Weniger auf den professionellen als auf den privaten Bereich zielt – im wahrsten Sinne des Wortes – das Startup WeDart, das kürzlich an der Hamburger Hochschule für Angewandte Wissenschaften (HAW) entstanden ist und bereits im Finale des Hamburg Innovation Awards stand. Das Unternehmen ermöglicht Dart-Spielern eine vollautomatisierte Erfassung ihrer Punktzahl. Zwar gibt es bereits elektronische Dartscheiben, die dies können. „Aber da haben die Pfeile Plastikspitzen, während man bei uns die von vielen geliebten klassischen Steel Darts benutzen kann“, so Mitgründerin Alisa Möhrke.

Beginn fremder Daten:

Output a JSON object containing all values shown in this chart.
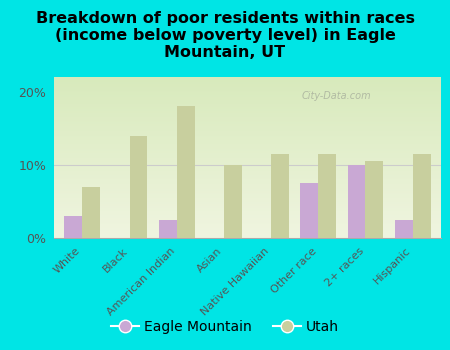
{
  "title": "Breakdown of poor residents within races\n(income below poverty level) in Eagle\nMountain, UT",
  "categories": [
    "White",
    "Black",
    "American Indian",
    "Asian",
    "Native Hawaiian",
    "Other race",
    "2+ races",
    "Hispanic"
  ],
  "eagle_mountain": [
    3.0,
    0,
    2.5,
    0,
    0,
    7.5,
    10.0,
    2.5
  ],
  "utah": [
    7.0,
    14.0,
    18.0,
    10.0,
    11.5,
    11.5,
    10.5,
    11.5
  ],
  "eagle_mountain_color": "#c9a8d4",
  "utah_color": "#c8cf9e",
  "background_color": "#00e5e5",
  "plot_bg_top": "#d8eabc",
  "plot_bg_bottom": "#f0f5e0",
  "ylim": [
    0,
    22
  ],
  "yticks": [
    0,
    10,
    20
  ],
  "ytick_labels": [
    "0%",
    "10%",
    "20%"
  ],
  "watermark": "City-Data.com",
  "bar_width": 0.38,
  "title_fontsize": 11.5,
  "legend_fontsize": 10,
  "tick_label_fontsize": 8,
  "ytick_fontsize": 9
}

Die Funktionsweise: Im oberen Teil des rund um die Scheibe angebrachten Styropor-Rings sind drei Kameras installiert, die per Triangulation die Position der Pfeile bestimmen können. „Unsere Genauigkeit liegt aktuell bei 98 Prozent, und wir werden immer besser“, sagte Möhrkes Co-Gründer Lennart Zorn. Aktuell läuft die Massenproduktion der Scheibe an.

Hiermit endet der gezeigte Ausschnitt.